The interferon landscape along the respiratory tract impacts the severity of COVID-19.
journal contributionposted on 27.09.2021, 11:05 by Benedetta Sposito, Achille Broggi, Laura Pandolfi, Stefania Crotta, Nicola Clementi, Roberto Ferrarese, Sofia Sisti, Elena Criscuolo, Roberto Spreafico, Jaclyn M Long, Alessandro Ambrosi, Enju Liu, Vanessa Frangipane, Laura Saracino, Sara Bozzini, Laura Marongiu, Fabio A Facchini, Andrea Bottazzi, Tommaso Fossali, Riccardo Colombo, Massimo Clementi, Elena Tagliabue, Janet Chou, Antonio E Pontiroli, Federica Meloni, Andreas Wack, Nicasio Mancini, Ivan Zanoni
Severe coronavirus disease 2019 (COVID-19) is characterized by overproduction of immune mediators, but the role of interferons (IFNs) of the type I (IFN-I) or type III (IFN-III) families remains debated. We scrutinized the production of IFNs along the respiratory tract of COVID-19 patients and found that high levels of IFN-III, and to a lesser extent IFN-I, characterize the upper airways of patients with high viral burden but reduced disease risk or severity.
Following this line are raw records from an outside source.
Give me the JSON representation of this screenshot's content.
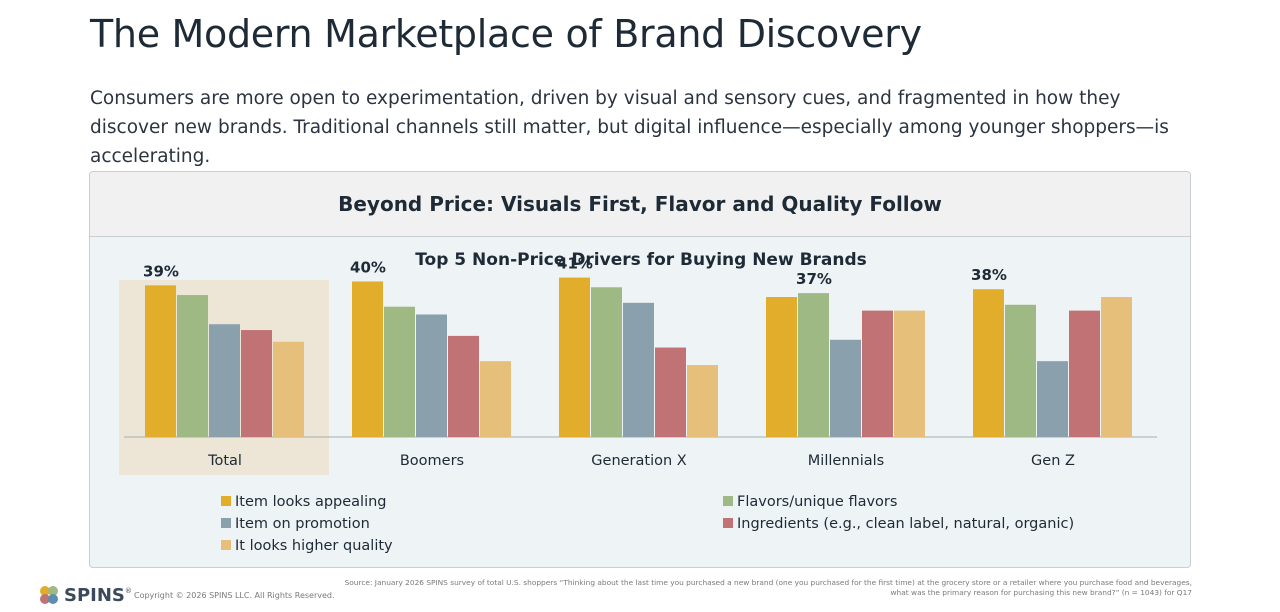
{
  "page": {
    "title": "The Modern Marketplace of Brand Discovery",
    "subtitle": "Consumers are more open to experimentation, driven by visual and sensory cues, and fragmented in how they discover new brands. Traditional channels still matter, but digital influence—especially among younger shoppers—is accelerating."
  },
  "panel": {
    "heading": "Beyond Price: Visuals First, Flavor and Quality Follow"
  },
  "footer": {
    "logo_text": "SPINS",
    "logo_tm": "®",
    "copyright": "Copyright © 2026 SPINS LLC. All Rights Reserved.",
    "source": "Source: January 2026 SPINS survey of total U.S. shoppers “Thinking about the last time you purchased a new brand (one you purchased for the first time) at the grocery store or a retailer where you purchase food and beverages, what was the primary reason for purchasing this new brand?”  (n = 1043) for Q17"
  },
  "chart_data": {
    "type": "bar",
    "title": "Top 5 Non-Price Drivers for Buying New Brands",
    "categories": [
      "Total",
      "Boomers",
      "Generation X",
      "Millennials",
      "Gen Z"
    ],
    "highlight_category": "Total",
    "ylim": [
      0,
      45
    ],
    "grid": false,
    "legend_position": "bottom",
    "series": [
      {
        "name": "Item looks appealing",
        "color": "#e2ad2a",
        "values": [
          39,
          40,
          41,
          36,
          38
        ]
      },
      {
        "name": "Flavors/unique flavors",
        "color": "#9eb983",
        "values": [
          36.5,
          33.5,
          38.5,
          37,
          34
        ]
      },
      {
        "name": "Item on promotion",
        "color": "#8aa0ac",
        "values": [
          29,
          31.5,
          34.5,
          25,
          19.5
        ]
      },
      {
        "name": "Ingredients (e.g., clean label, natural, organic)",
        "color": "#c07274",
        "values": [
          27.5,
          26,
          23,
          32.5,
          32.5
        ]
      },
      {
        "name": "It looks higher quality",
        "color": "#e6c07b",
        "values": [
          24.5,
          19.5,
          18.5,
          32.5,
          36
        ]
      }
    ],
    "data_labels": [
      {
        "category": "Total",
        "label": "39%"
      },
      {
        "category": "Boomers",
        "label": "40%"
      },
      {
        "category": "Generation X",
        "label": "41%"
      },
      {
        "category": "Millennials",
        "label": "37%"
      },
      {
        "category": "Gen Z",
        "label": "38%"
      }
    ]
  }
}
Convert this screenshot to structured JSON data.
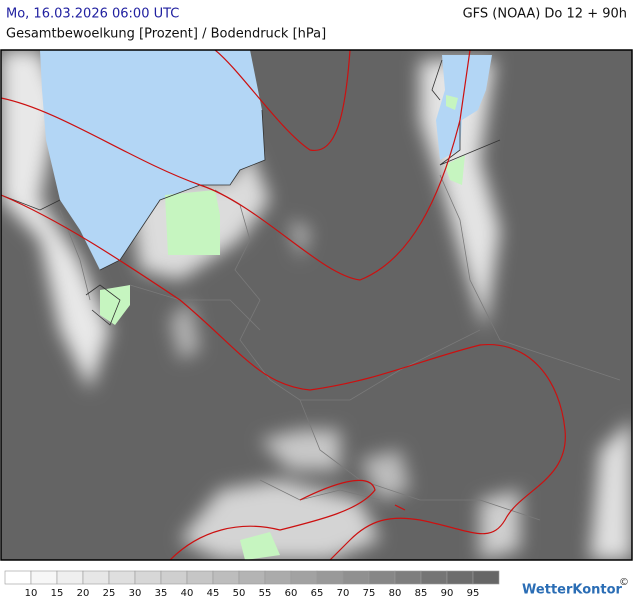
{
  "header": {
    "datetime": "Mo, 16.03.2026 06:00 UTC",
    "model": "GFS (NOAA) Do 12 + 90h",
    "subtitle": "Gesamtbewoelkung [Prozent] / Bodendruck [hPa]"
  },
  "legend": {
    "labels": [
      10,
      15,
      20,
      25,
      30,
      35,
      40,
      45,
      50,
      55,
      60,
      65,
      70,
      75,
      80,
      85,
      90,
      95
    ],
    "colors": [
      "#ffffff",
      "#f7f7f7",
      "#efefef",
      "#e7e7e7",
      "#dfdfdf",
      "#d7d7d7",
      "#cfcfcf",
      "#c6c6c6",
      "#bdbdbd",
      "#b4b4b4",
      "#ababab",
      "#a2a2a2",
      "#999999",
      "#909090",
      "#878787",
      "#7e7e7e",
      "#757575",
      "#6d6d6d",
      "#666666"
    ]
  },
  "brand": {
    "name": "WetterKontor",
    "copyright": "©"
  }
}
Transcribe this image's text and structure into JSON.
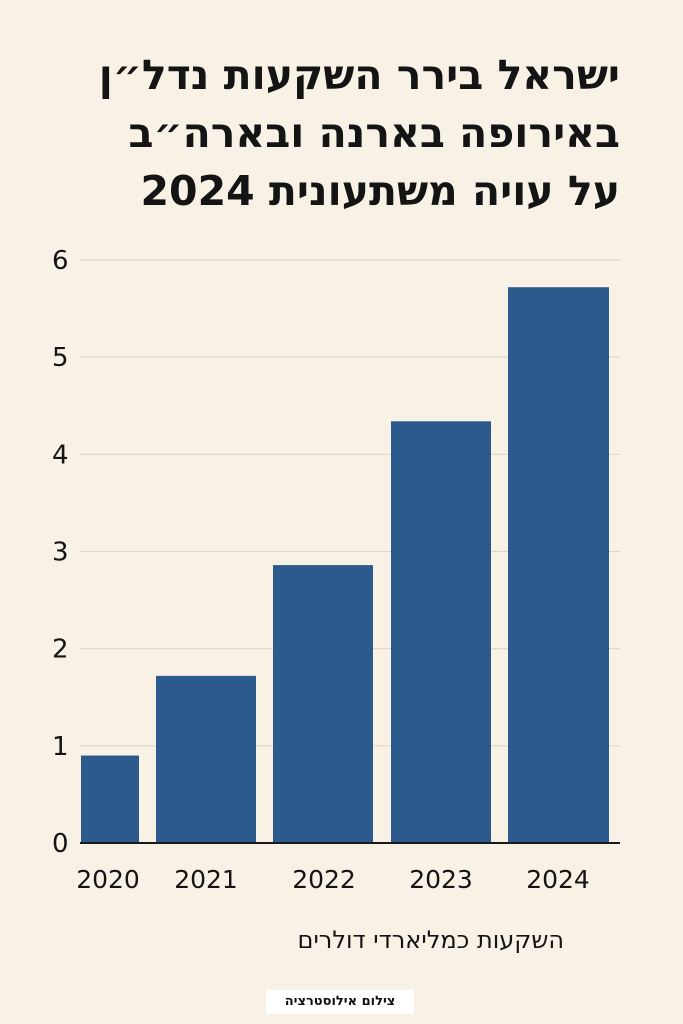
{
  "title_lines": [
    "ישראל בירר השקעות נדל״ן",
    "באירופה בארנה ובארה״ב",
    "על עויה משתעונית 2024"
  ],
  "credit": "צילום אילוסטרציה",
  "colors": {
    "bar": "#2c5a8c",
    "background": "#f8f2e6",
    "grid": "#ddd5c6",
    "text": "#141414"
  },
  "chart_data": {
    "type": "bar",
    "categories": [
      "2020",
      "2021",
      "2022",
      "2023",
      "2024"
    ],
    "values": [
      0.9,
      1.72,
      2.86,
      4.34,
      5.72
    ],
    "title": "ישראל בירר השקעות נדל״ן באירופה בארנה ובארה״ב על עויה משתעונית 2024",
    "xlabel": "השקעות כמליארדי דולרים",
    "ylabel": "",
    "ylim": [
      0,
      6
    ],
    "yticks": [
      0,
      1,
      2,
      3,
      4,
      5,
      6
    ],
    "grid": true
  }
}
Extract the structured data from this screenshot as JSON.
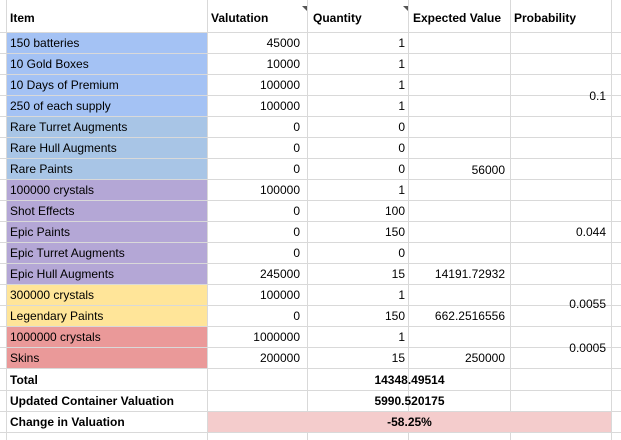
{
  "colors": {
    "blue": "#a4c2f4",
    "blue_alt": "#a8c5e6",
    "purple": "#b4a7d6",
    "yellow": "#ffe599",
    "red": "#ea9999",
    "change_bg": "#f4cccc"
  },
  "header": {
    "item": "Item",
    "valuation": "Valutation",
    "quantity": "Quantity",
    "expected_value": "Expected Value",
    "probability": "Probability"
  },
  "rows": [
    {
      "item": "150 batteries",
      "valuation": "45000",
      "quantity": "1",
      "group": "blue"
    },
    {
      "item": "10 Gold Boxes",
      "valuation": "10000",
      "quantity": "1",
      "group": "blue"
    },
    {
      "item": "10 Days of Premium",
      "valuation": "100000",
      "quantity": "1",
      "group": "blue"
    },
    {
      "item": "250 of each supply",
      "valuation": "100000",
      "quantity": "1",
      "group": "blue"
    },
    {
      "item": "Rare Turret Augments",
      "valuation": "0",
      "quantity": "0",
      "group": "blue_alt"
    },
    {
      "item": "Rare Hull Augments",
      "valuation": "0",
      "quantity": "0",
      "group": "blue_alt"
    },
    {
      "item": "Rare Paints",
      "valuation": "0",
      "quantity": "0",
      "group": "blue_alt"
    },
    {
      "item": "100000 crystals",
      "valuation": "100000",
      "quantity": "1",
      "group": "purple"
    },
    {
      "item": "Shot Effects",
      "valuation": "0",
      "quantity": "100",
      "group": "purple"
    },
    {
      "item": "Epic Paints",
      "valuation": "0",
      "quantity": "150",
      "group": "purple"
    },
    {
      "item": "Epic Turret Augments",
      "valuation": "0",
      "quantity": "0",
      "group": "purple"
    },
    {
      "item": "Epic Hull Augments",
      "valuation": "245000",
      "quantity": "15",
      "group": "purple"
    },
    {
      "item": "300000 crystals",
      "valuation": "100000",
      "quantity": "1",
      "group": "yellow"
    },
    {
      "item": "Legendary Paints",
      "valuation": "0",
      "quantity": "150",
      "group": "yellow"
    },
    {
      "item": "1000000 crystals",
      "valuation": "1000000",
      "quantity": "1",
      "group": "red"
    },
    {
      "item": "Skins",
      "valuation": "200000",
      "quantity": "15",
      "group": "red"
    }
  ],
  "expected_values": [
    "56000",
    "14191.72932",
    "662.2516556",
    "250000"
  ],
  "probabilities": [
    "0.1",
    "0.044",
    "0.0055",
    "0.0005"
  ],
  "summary": {
    "total_label": "Total",
    "total_value": "14348.49514",
    "updated_label": "Updated Container Valuation",
    "updated_value": "5990.520175",
    "change_label": "Change in Valuation",
    "change_value": "-58.25%"
  }
}
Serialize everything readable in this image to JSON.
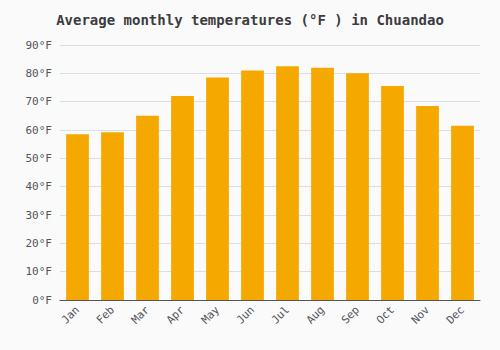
{
  "chart_data": {
    "type": "bar",
    "title": "Average monthly temperatures (°F ) in Chuandao",
    "categories": [
      "Jan",
      "Feb",
      "Mar",
      "Apr",
      "May",
      "Jun",
      "Jul",
      "Aug",
      "Sep",
      "Oct",
      "Nov",
      "Dec"
    ],
    "values": [
      58.5,
      59.2,
      65.0,
      72.0,
      78.5,
      81.0,
      82.5,
      82.0,
      80.0,
      75.5,
      68.5,
      61.5
    ],
    "color": "#F5A800",
    "ylim": [
      0,
      90
    ],
    "yticks": [
      {
        "value": 0,
        "label": "0°F"
      },
      {
        "value": 10,
        "label": "10°F"
      },
      {
        "value": 20,
        "label": "20°F"
      },
      {
        "value": 30,
        "label": "30°F"
      },
      {
        "value": 40,
        "label": "40°F"
      },
      {
        "value": 50,
        "label": "50°F"
      },
      {
        "value": 60,
        "label": "60°F"
      },
      {
        "value": 70,
        "label": "70°F"
      },
      {
        "value": 80,
        "label": "80°F"
      },
      {
        "value": 90,
        "label": "90°F"
      }
    ],
    "grid": true
  }
}
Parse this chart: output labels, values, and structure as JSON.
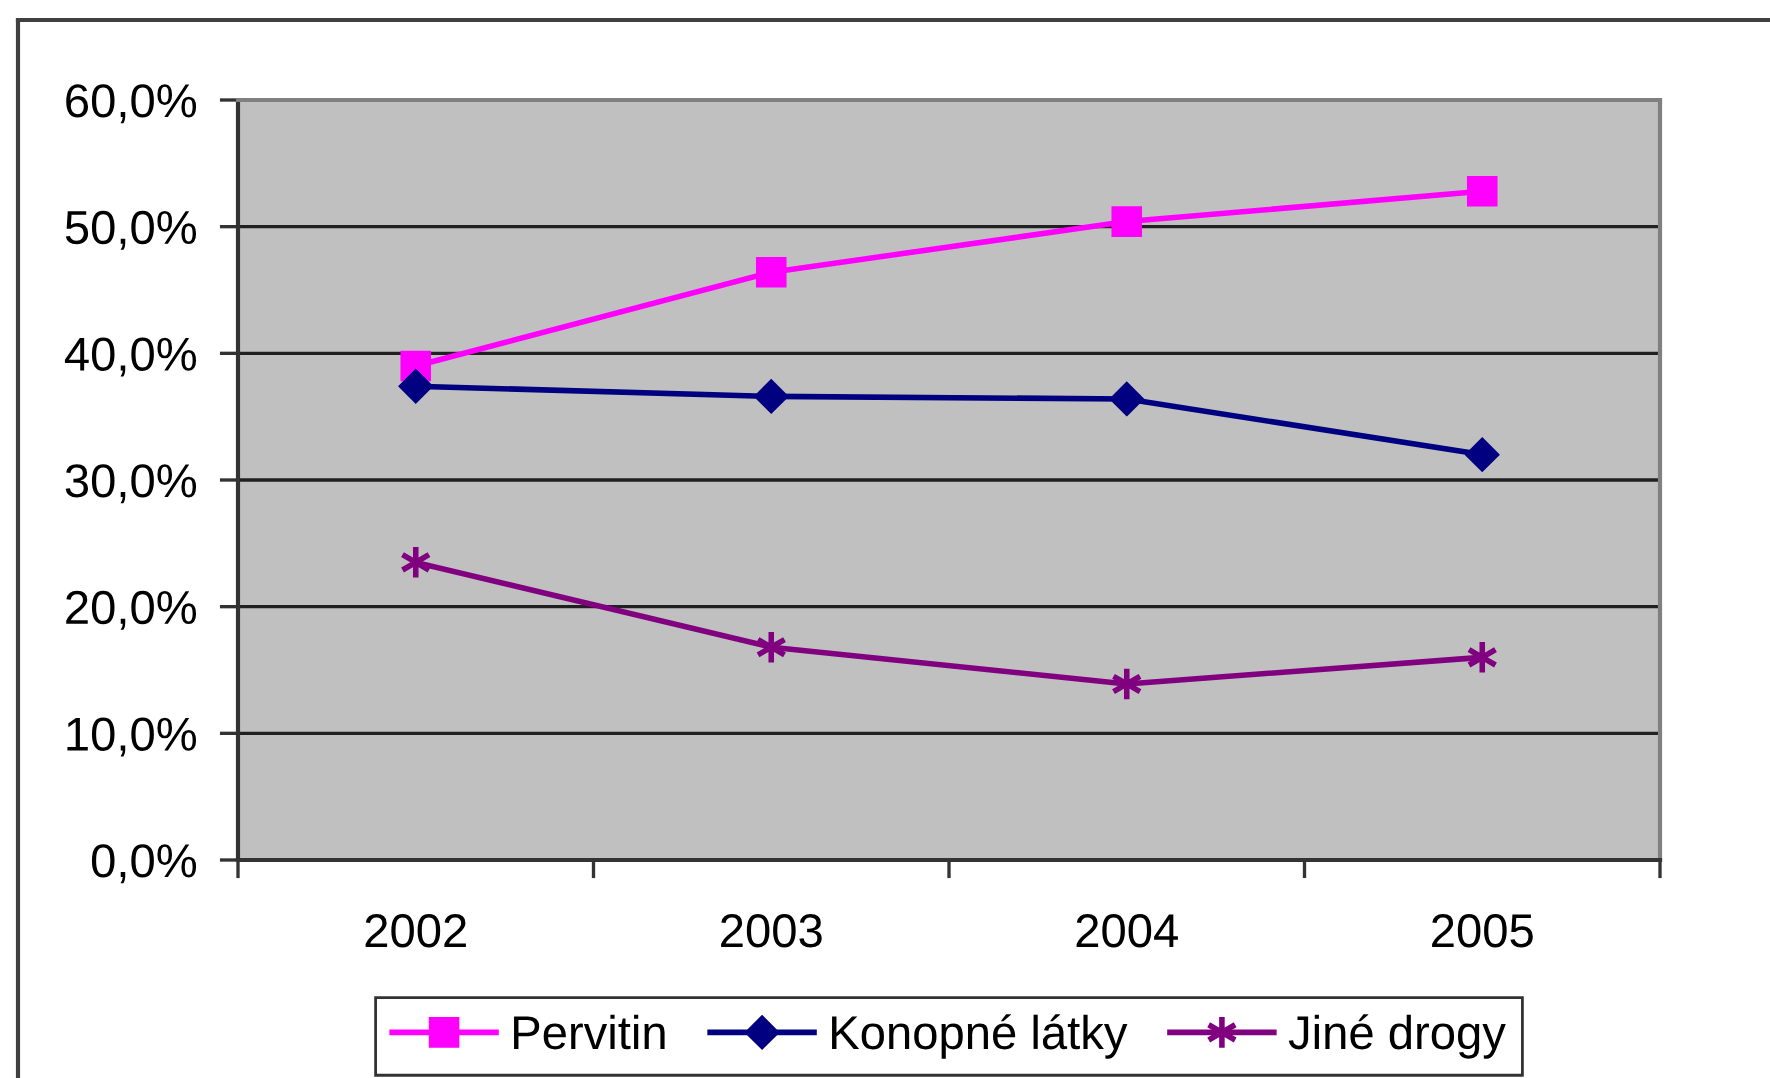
{
  "chart_data": {
    "type": "line",
    "categories": [
      "2002",
      "2003",
      "2004",
      "2005"
    ],
    "series": [
      {
        "name": "Pervitin",
        "color": "#ff00ff",
        "marker": "square",
        "values": [
          39.0,
          46.4,
          50.4,
          52.8
        ]
      },
      {
        "name": "Konopné látky",
        "color": "#000080",
        "marker": "diamond",
        "values": [
          37.4,
          36.6,
          36.4,
          32.0
        ]
      },
      {
        "name": "Jiné drogy",
        "color": "#800080",
        "marker": "cross",
        "values": [
          23.5,
          16.8,
          13.9,
          16.0
        ]
      }
    ],
    "ylim": [
      0,
      60
    ],
    "yticks": [
      {
        "value": 0,
        "label": "0,0%"
      },
      {
        "value": 10,
        "label": "10,0%"
      },
      {
        "value": 20,
        "label": "20,0%"
      },
      {
        "value": 30,
        "label": "30,0%"
      },
      {
        "value": 40,
        "label": "40,0%"
      },
      {
        "value": 50,
        "label": "50,0%"
      },
      {
        "value": 60,
        "label": "60,0%"
      }
    ],
    "grid": "y",
    "legend": "bottom",
    "line_style": "solid"
  }
}
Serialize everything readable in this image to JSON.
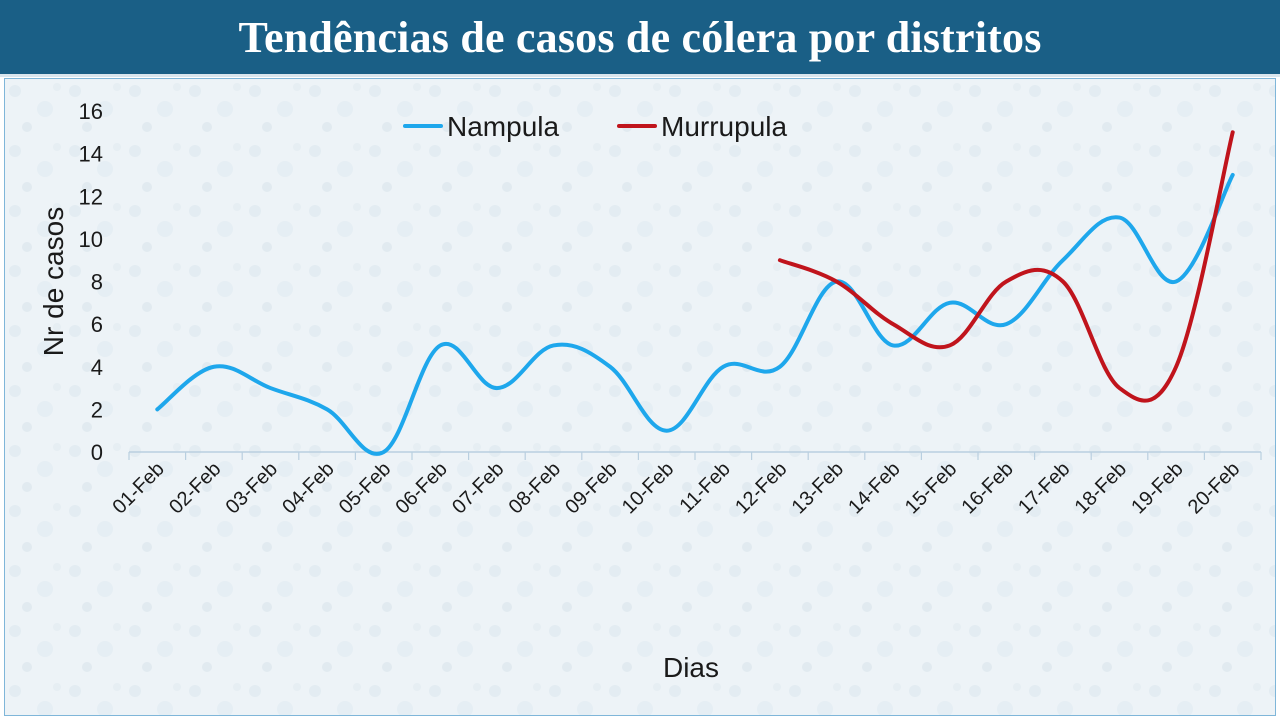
{
  "header": {
    "title": "Tendências de casos de cólera por distritos"
  },
  "chart_data": {
    "type": "line",
    "title": "Tendências de casos de cólera por distritos",
    "xlabel": "Dias",
    "ylabel": "Nr de casos",
    "ylim": [
      0,
      16
    ],
    "yticks": [
      0,
      2,
      4,
      6,
      8,
      10,
      12,
      14,
      16
    ],
    "categories": [
      "01-Feb",
      "02-Feb",
      "03-Feb",
      "04-Feb",
      "05-Feb",
      "06-Feb",
      "07-Feb",
      "08-Feb",
      "09-Feb",
      "10-Feb",
      "11-Feb",
      "12-Feb",
      "13-Feb",
      "14-Feb",
      "15-Feb",
      "16-Feb",
      "17-Feb",
      "18-Feb",
      "19-Feb",
      "20-Feb"
    ],
    "legend_position": "top-center",
    "grid": false,
    "smooth": true,
    "series": [
      {
        "name": "Nampula",
        "color": "#1ea7ec",
        "values": [
          2,
          4,
          3,
          2,
          0,
          5,
          3,
          5,
          4,
          1,
          4,
          4,
          8,
          5,
          7,
          6,
          9,
          11,
          8,
          13
        ]
      },
      {
        "name": "Murrupula",
        "color": "#c0141c",
        "values": [
          null,
          null,
          null,
          null,
          null,
          null,
          null,
          null,
          null,
          null,
          null,
          9,
          8,
          6,
          5,
          8,
          8,
          3,
          4,
          15
        ]
      }
    ]
  }
}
Production of specific IFN-III, but not IFN-I, members denotes patients with a mild pathology and efficiently drives the transcription of genes that protect against severe acute respiratory syndrome coronavirus 2 (SARS-CoV-2). In contrast, compared to subjects with other infectious or noninfectious lung pathologies, IFNs are overrepresented in the lower airways of patients with severe COVID-19 that exhibit gene pathways associated with increased apoptosis and decreased proliferation. Our data demonstrate a dynamic production of IFNs in SARS-CoV-2-infected patients and show IFNs play opposing roles at distinct anatomical sites.